Was bedeutet in diesem Zusammenhang "polarisiert", auf den Punkt (Pol) gebracht? Das hätte ich mir in Oldenburg gewünscht: mit kühlem Kopf eine Auseinandersetzung um die realen Hintergründe aller Bedenken der Gewerkschaftsmitglieder, Politiker, Schulleitungen und LehrerInnen, Hortpersonal und Eltern. Und das Ganze nach objektiver Information. Zu der Veranstaltung am 10.3. muß gesagt werden, daß die SPD überhaupt nicht beteiligt war. Der Schuldezernent der Stadt Oldenburg (seit 30 Jahren SPD-Mitglied) hatte den STER im Januar um eine Mitbeteiligung als Veranstalter gebeten, unter der Maßgabe, die Kultusministerin oder eine qualifizierte Vertretung aus dem Ministerium zur Information über die VGS einzuladen. Als am 8.3. dem Stadtelternrat durch einen Brief von dem SPD Abgeordneten Wulf klar war, daß aus den Ministerium niemand kommen könne, wegen schon vor langer Zeit angesetzter Parlamentssitzung, wollte er die Veranstaltung boykottieren. Daraufhin bot der Schuldezernent als Informantin eine als VGS-Gegnerin bekannte und mit der Entwicklung des Konzeptes nicht vertraute Schulleiterin an. Als der Stadtelternrat deshalb immer noch nicht teilnehmen wollte, zauberte er am 9.3. einen Regierungsschuldirektor aus dem Hut. Das veranlaßte den STER, die Veranstaltung mit durchzuführen. Im nachhinein bedauerlicher Weise, denn als nette Beilage kam es zu einer umstrittenen Abstimmung, die fälschlicher Weise als einmütige "gemeinsame Erklärung" der "sinnentnehmend" 500 Teilnehmer (bei Gernot Koch 300 Teilnehmer) dargestellt und an die Kultusministerin gesandt wurde.

Zu der von den SPD Abgeordneten Bockmann und Wulf initiierten Veranstaltung am 23.3. wurde durch die Presse eingeladen, sie war also für jeden offen. Was soll die falsche Darstellung von Gernot Koch, sie zeigt doch nur, daß es nicht mehr um Kinder und deren Bildung, sondern um parteipolitische Auseinandersetzung geht. Diese Veranstaltung war im Gegensatz zu der vom 10.3. wohltuend diszipliniert, was wohl der Teilnahme des Beamten aus dem Kultusministerium, der vorgesetzten Stelle, zu verdanken ist.

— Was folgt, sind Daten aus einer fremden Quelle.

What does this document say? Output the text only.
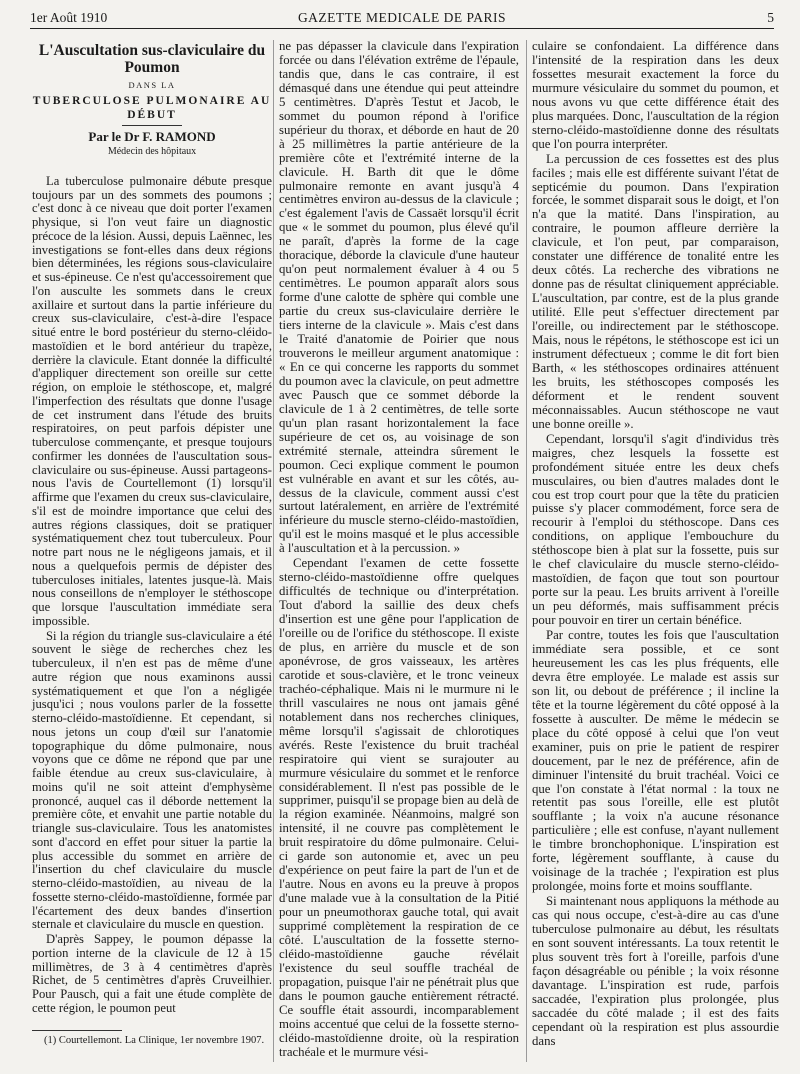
1er Août 1910	GAZETTE MEDICALE DE PARIS	5
L'Auscultation sus-claviculaire du Poumon
DANS LA
TUBERCULOSE PULMONAIRE AU DÉBUT
Par le Dr F. RAMOND
Médecin des hôpitaux

La tuberculose pulmonaire débute presque toujours par un des sommets des poumons ; c'est donc à ce niveau que doit porter l'examen physique, si l'on veut faire un diagnostic précoce de la lésion. Aussi, depuis Laënnec, les investigations se font-elles dans deux régions bien déterminées, les régions sous-claviculaire et sus-épineuse. Ce n'est qu'accessoirement que l'on ausculte les sommets dans le creux axillaire et surtout dans la partie inférieure du creux sus-claviculaire, c'est-à-dire l'espace situé entre le bord postérieur du sterno-cléido-mastoïdien et le bord antérieur du trapèze, derrière la clavicule. Etant donnée la difficulté d'appliquer directement son oreille sur cette région, on emploie le stéthoscope, et, malgré l'imperfection des résultats que donne l'usage de cet instrument dans l'étude des bruits respiratoires, on peut parfois dépister une tuberculose commençante, et presque toujours confirmer les données de l'auscultation sous-claviculaire ou sus-épineuse. Aussi partageons-nous l'avis de Courtellemont (1) lorsqu'il affirme que l'examen du creux sus-claviculaire, s'il est de moindre importance que celui des autres régions classiques, doit se pratiquer systématiquement chez tout tuberculeux. Pour notre part nous ne le négligeons jamais, et il nous a quelquefois permis de dépister des tuberculoses initiales, latentes jusque-là. Mais nous conseillons de n'employer le stéthoscope que lorsque l'auscultation immédiate sera impossible.

Si la région du triangle sus-claviculaire a été souvent le siège de recherches chez les tuberculeux, il n'en est pas de même d'une autre région que nous examinons aussi systématiquement et que l'on a négligée jusqu'ici ; nous voulons parler de la fossette sterno-cléido-mastoïdienne. Et cependant, si nous jetons un coup d'œil sur l'anatomie topographique du dôme pulmonaire, nous voyons que ce dôme ne répond que par une faible étendue au creux sus-claviculaire, à moins qu'il ne soit atteint d'emphysème prononcé, auquel cas il déborde nettement la première côte, et envahit une partie notable du triangle sus-claviculaire. Tous les anatomistes sont d'accord en effet pour situer la partie la plus accessible du sommet en arrière de l'insertion du chef claviculaire du muscle sterno-cléido-mastoïdien, au niveau de la fossette sterno-cléido-mastoïdienne, formée par l'écartement des deux bandes d'insertion sternale et claviculaire du muscle en question.

D'après Sappey, le poumon dépasse la portion interne de la clavicule de 12 à 15 millimètres, de 3 à 4 centimètres d'après Richet, de 5 centimètres d'après Cruveilhier. Pour Pausch, qui a fait une étude complète de cette région, le poumon peut

(1) Courtellemont. La Clinique, 1er novembre 1907.

ne pas dépasser la clavicule dans l'expiration forcée ou dans l'élévation extrême de l'épaule, tandis que, dans le cas contraire, il est démasqué dans une étendue qui peut atteindre 5 centimètres. D'après Testut et Jacob, le sommet du poumon répond à l'orifice supérieur du thorax, et déborde en haut de 20 à 25 millimètres la partie antérieure de la première côte et l'extrémité interne de la clavicule. H. Barth dit que le dôme pulmonaire remonte en avant jusqu'à 4 centimètres environ au-dessus de la clavicule ; c'est également l'avis de Cassaët lorsqu'il écrit que « le sommet du poumon, plus élevé qu'il ne paraît, d'après la forme de la cage thoracique, déborde la clavicule d'une hauteur qu'on peut normalement évaluer à 4 ou 5 centimètres. Le poumon apparaît alors sous forme d'une calotte de sphère qui comble une partie du creux sus-claviculaire derrière le tiers interne de la clavicule ». Mais c'est dans le Traité d'anatomie de Poirier que nous trouverons le meilleur argument anatomique : « En ce qui concerne les rapports du sommet du poumon avec la clavicule, on peut admettre avec Pausch que ce sommet déborde la clavicule de 1 à 2 centimètres, de telle sorte qu'un plan rasant horizontalement la face supérieure de cet os, au voisinage de son extrémité sternale, atteindra sûrement le poumon. Ceci explique comment le poumon est vulnérable en avant et sur les côtés, au-dessus de la clavicule, comment aussi c'est surtout latéralement, en arrière de l'extrémité inférieure du muscle sterno-cléido-mastoïdien, qu'il est le moins masqué et le plus accessible à l'auscultation et à la percussion. »

Cependant l'examen de cette fossette sterno-cléido-mastoïdienne offre quelques difficultés de technique ou d'interprétation. Tout d'abord la saillie des deux chefs d'insertion est une gêne pour l'application de l'oreille ou de l'orifice du stéthoscope. Il existe de plus, en arrière du muscle et de son aponévrose, de gros vaisseaux, les artères carotide et sous-clavière, et le tronc veineux trachéo-céphalique. Mais ni le murmure ni le thrill vasculaires ne nous ont jamais gêné notablement dans nos recherches cliniques, même lorsqu'il s'agissait de chlorotiques avérés. Reste l'existence du bruit trachéal respiratoire qui vient se surajouter au murmure vésiculaire du sommet et le renforce considérablement. Il n'est pas possible de le supprimer, puisqu'il se propage bien au delà de la région examinée. Néanmoins, malgré son intensité, il ne couvre pas complètement le bruit respiratoire du dôme pulmonaire. Celui-ci garde son autonomie et, avec un peu d'expérience on peut faire la part de l'un et de l'autre. Nous en avons eu la preuve à propos d'une malade vue à la consultation de la Pitié pour un pneumothorax gauche total, qui avait supprimé complètement la respiration de ce côté. L'auscultation de la fossette sterno-cléido-mastoïdienne gauche révélait l'existence du seul souffle trachéal de propagation, puisque l'air ne pénétrait plus que dans le poumon gauche entièrement rétracté. Ce souffle était assourdi, incomparablement moins accentué que celui de la fossette sterno-cléido-mastoïdienne droite, où la respiration trachéale et le murmure vési-

culaire se confondaient. La différence dans l'intensité de la respiration dans les deux fossettes mesurait exactement la force du murmure vésiculaire du sommet du poumon, et nous avons vu que cette différence était des plus marquées. Donc, l'auscultation de la région sterno-cléido-mastoïdienne donne des résultats que l'on pourra interpréter.

La percussion de ces fossettes est des plus faciles ; mais elle est différente suivant l'état de septicémie du poumon. Dans l'expiration forcée, le sommet disparait sous le doigt, et l'on n'a que la matité. Dans l'inspiration, au contraire, le poumon affleure derrière la clavicule, et l'on peut, par comparaison, constater une différence de tonalité entre les deux côtés. La recherche des vibrations ne donne pas de résultat cliniquement appréciable. L'auscultation, par contre, est de la plus grande utilité. Elle peut s'effectuer directement par l'oreille, ou indirectement par le stéthoscope. Mais, nous le répétons, le stéthoscope est ici un instrument défectueux ; comme le dit fort bien Barth, « les stéthoscopes ordinaires atténuent les bruits, les stéthoscopes composés les déforment et le rendent souvent méconnaissables. Aucun stéthoscope ne vaut une bonne oreille ».

Cependant, lorsqu'il s'agit d'individus très maigres, chez lesquels la fossette est profondément située entre les deux chefs musculaires, ou bien d'autres malades dont le cou est trop court pour que la tête du praticien puisse s'y placer commodément, force sera de recourir à l'emploi du stéthoscope. Dans ces conditions, on applique l'embouchure du stéthoscope bien à plat sur la fossette, puis sur le chef claviculaire du muscle sterno-cléido-mastoïdien, de façon que tout son pourtour porte sur la peau. Les bruits arrivent à l'oreille un peu déformés, mais suffisamment précis pour pouvoir en tirer un certain bénéfice.

Par contre, toutes les fois que l'auscultation immédiate sera possible, et ce sont heureusement les cas les plus fréquents, elle devra être employée. Le malade est assis sur son lit, ou debout de préférence ; il incline la tête et la tourne légèrement du côté opposé à la fossette à ausculter. De même le médecin se place du côté opposé à celui que l'on veut examiner, puis on prie le patient de respirer doucement, par le nez de préférence, afin de diminuer l'intensité du bruit trachéal. Voici ce que l'on constate à l'état normal : la toux ne retentit pas sous l'oreille, elle est plutôt soufflante ; la voix n'a aucune résonance particulière ; elle est confuse, n'ayant nullement le timbre bronchophonique. L'inspiration est forte, légèrement soufflante, à cause du voisinage de la trachée ; l'expiration est plus prolongée, moins forte et moins soufflante.

Si maintenant nous appliquons la méthode au cas qui nous occupe, c'est-à-dire au cas d'une tuberculose pulmonaire au début, les résultats en sont souvent intéressants. La toux retentit le plus souvent très fort à l'oreille, parfois d'une façon désagréable ou pénible ; la voix résonne davantage. L'inspiration est rude, parfois saccadée, l'expiration plus prolongée, plus saccadée du côté malade ; il est des faits cependant où la respiration est plus assourdie dans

Kritik an der Verläßlichen Grundschule

Zu Vertretungsunterricht und Niedriglohnsektor habe ich mich schon oben geäußert.

Die Horte und andere Betreuungsalternativen, die häufig von Eltern initiiert wurden weil sie dringend erforderlich waren und die es lobenswerter Weise heute schon an vielen Schulen gibt, erreichen nur einen geringen Teil der Kinder. Der Bestand muß nicht gefährdet sein. Denkbar sind zeitliche Verschiebung und Koordination. Die Notwendigkeit der täglichen kostenlosen Betreuung wird sich erst dann zeigen, wenn sie angeboten wird, weil sich dann auch die Eltern von Schlüsselkindern, die sich keine Betreuungskosten leisten können, melden werden. Dann können sie endlich ihren täglichen Verpflichtungen nachkommen, ohne ein schlechtes Gewissen zu haben oder als "vernachlässigend" diskriminiert zu werden.

Auf die pädagogischen Aspekte der Kritik eingehend, muß die Realität des heutigen Zustandes hingewiesen werden. Immer häufiger klagen LehrerInnen, daß den sozialen Bedürfnissen der Kinder nicht nachgekommen werden kann, weil die ausgewiesene Zahl von ca. 97%iger Unterrichtsversorgung ständig krankheitsbedingt oder durch "verhinderte" LehrerInnen unterschritten wird und deshalb bleibt nicht einmal genug Zeit, den notwendigen Unterrichtsstoff zu vermitteln.

Die Durchführbarkeit des Konzeptes "Verläßliche Grundschule" wird sich mit seiner Verankerung im Schulgesetz und Einführung beweisen lassen. Wenn alle Beteiligten mit gutem Willen zum Wohle der Kinder daran mitarbeiten, ist es eine ausbaufähige Grundlage, damit zukünftig alle Kinder bekommen, was ihnen zusteht:

Hervorragende Bildung und sozial verträgliches Umfeld.